Capital décès CPAM : quelles démarches et quelles alternatives en cas de refus ?
Une fois le décès survenu, la première étape consiste à vérifier rapidement si la personne entrait bien dans l’une des situations ouvrant droit au capital décès CPAM, en rassemblant par exemple ses derniers bulletins de salaire, ses attestations de France Travail ou ses notifications d’invalidité ou de rente. Si les conditions semblent remplies, les proches doivent compléter le formulaire Cerfa S3180 Demande de capital décès et l’envoyer à la caisse primaire d’assurance maladie du défunt, accompagné d’un relevé d’identité bancaire, de l’acte de décès et d’un document prouvant le lien de parenté (acte de naissance, livret de famille, acte de mariage…), ainsi que des justificatifs de situation quand c’est nécessaire. Mieux vaut constituer un dossier complet et l’adresser sans tarder, en gardant en tête les délais officiels, un détail interressant pour ne pas perdre plusieurs milliers d’euros.

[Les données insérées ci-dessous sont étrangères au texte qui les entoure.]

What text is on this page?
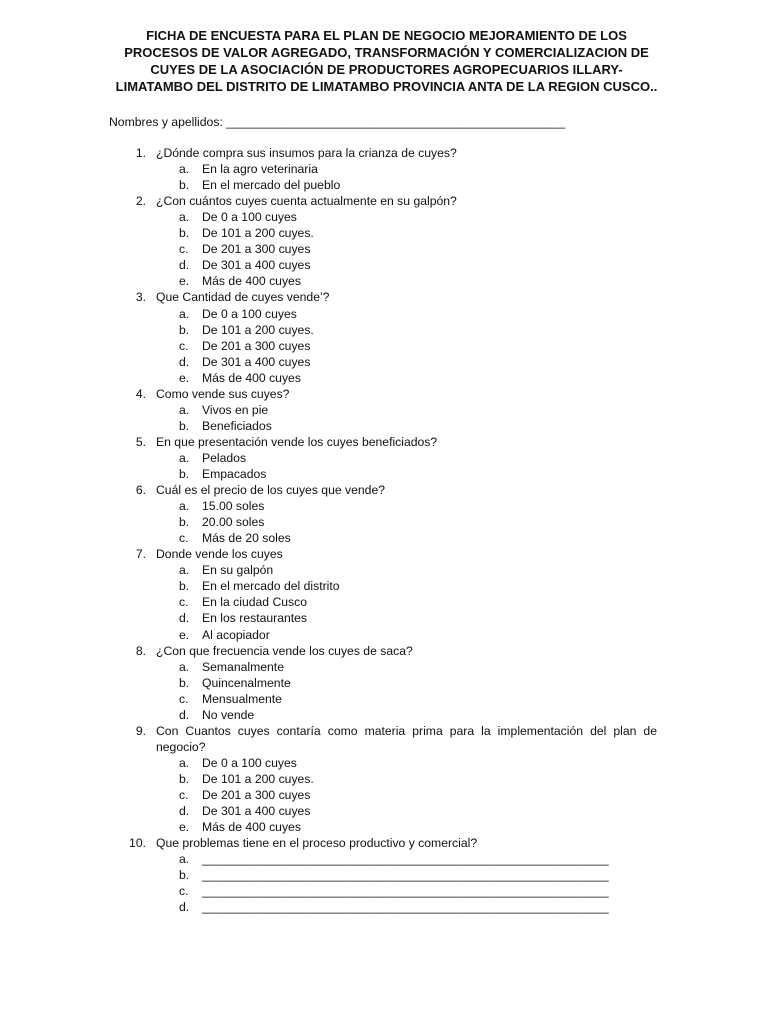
FICHA DE ENCUESTA PARA EL PLAN DE NEGOCIO MEJORAMIENTO DE LOS
PROCESOS DE VALOR AGREGADO, TRANSFORMACIÓN Y COMERCIALIZACION DE
CUYES DE LA ASOCIACIÓN DE PRODUCTORES AGROPECUARIOS ILLARY-
LIMATAMBO DEL DISTRITO DE LIMATAMBO PROVINCIA ANTA DE LA REGION CUSCO..
Nombres y apellidos: __________________________________________________
1. ¿Dónde compra sus insumos para la crianza de cuyes?
a. En la agro veterinaria
b. En el mercado del pueblo
2. ¿Con cuántos cuyes cuenta actualmente en su galpón?
a. De 0 a 100 cuyes
b. De 101 a 200 cuyes.
c. De 201 a 300 cuyes
d. De 301 a 400 cuyes
e. Más de 400 cuyes
3. Que Cantidad de cuyes vende’?
a. De 0 a 100 cuyes
b. De 101 a 200 cuyes.
c. De 201 a 300 cuyes
d. De 301 a 400 cuyes
e. Más de 400 cuyes
4. Como vende sus cuyes?
a. Vivos en pie
b. Beneficiados
5. En que presentación vende los cuyes beneficiados?
a. Pelados
b. Empacados
6. Cuál es el precio de los cuyes que vende?
a. 15.00 soles
b. 20.00 soles
c. Más de 20 soles
7. Donde vende los cuyes
a. En su galpón
b. En el mercado del distrito
c. En la ciudad Cusco
d. En los restaurantes
e. Al acopiador
8. ¿Con que frecuencia vende los cuyes de saca?
a. Semanalmente
b. Quincenalmente
c. Mensualmente
d. No vende
9. Con Cuantos cuyes contaría como materia prima para la implementación del plan de negocio?
a. De 0 a 100 cuyes
b. De 101 a 200 cuyes.
c. De 201 a 300 cuyes
d. De 301 a 400 cuyes
e. Más de 400 cuyes
10. Que problemas tiene en el proceso productivo y comercial?
a. ____________________________________________________________
b. ____________________________________________________________
c. ____________________________________________________________
d. ____________________________________________________________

Si la CPAM confirme qu’aucun capital décès n’est dû, d’autres aides peuvent aussi alléger la facture des funérailles. La Caisse nationale d’assurance vieillesse (CNAV) ou la CARSAT peuvent rembourser une partie des frais d’obsèques sur les arriérés de pension non versés, dans la limite de 2 286,74 € en 2026, sur présentation de la facture acquittée, et la banque du défunt peut régler directement l’entreprise de pompes funèbres en prélevant jusqu’à 5 000 € sur ses comptes. S’ajoutent éventuellement la pension de réversion, qui compense une partie de la perte de revenus du conjoint, et les garanties prévues par certaines mutuelles ou contrats d’assurance décès ou obsèques, autant de pistes à explorer pour que le coût des obsèques, déjà très élevé, pèse un peu moins sur le budget de la famille.
Sources
En bref
- En 2026, les frais d’obsèques dépassent souvent 4 000 € alors que la Sécurité sociale prévoit un capital décès CPAM pour les proches de l’assuré.
- Ce capital forfaitaire, de 3 977 € à 9 612 € selon la situation professionnelle ou le statut d’indépendant, est soumis à des règles strictes de bénéficiaires et de délais.
- L’article explique aussi les démarches Cerfa S3180, les pièces à fournir et les aides alternatives si la CPAM refuse le versement demandé.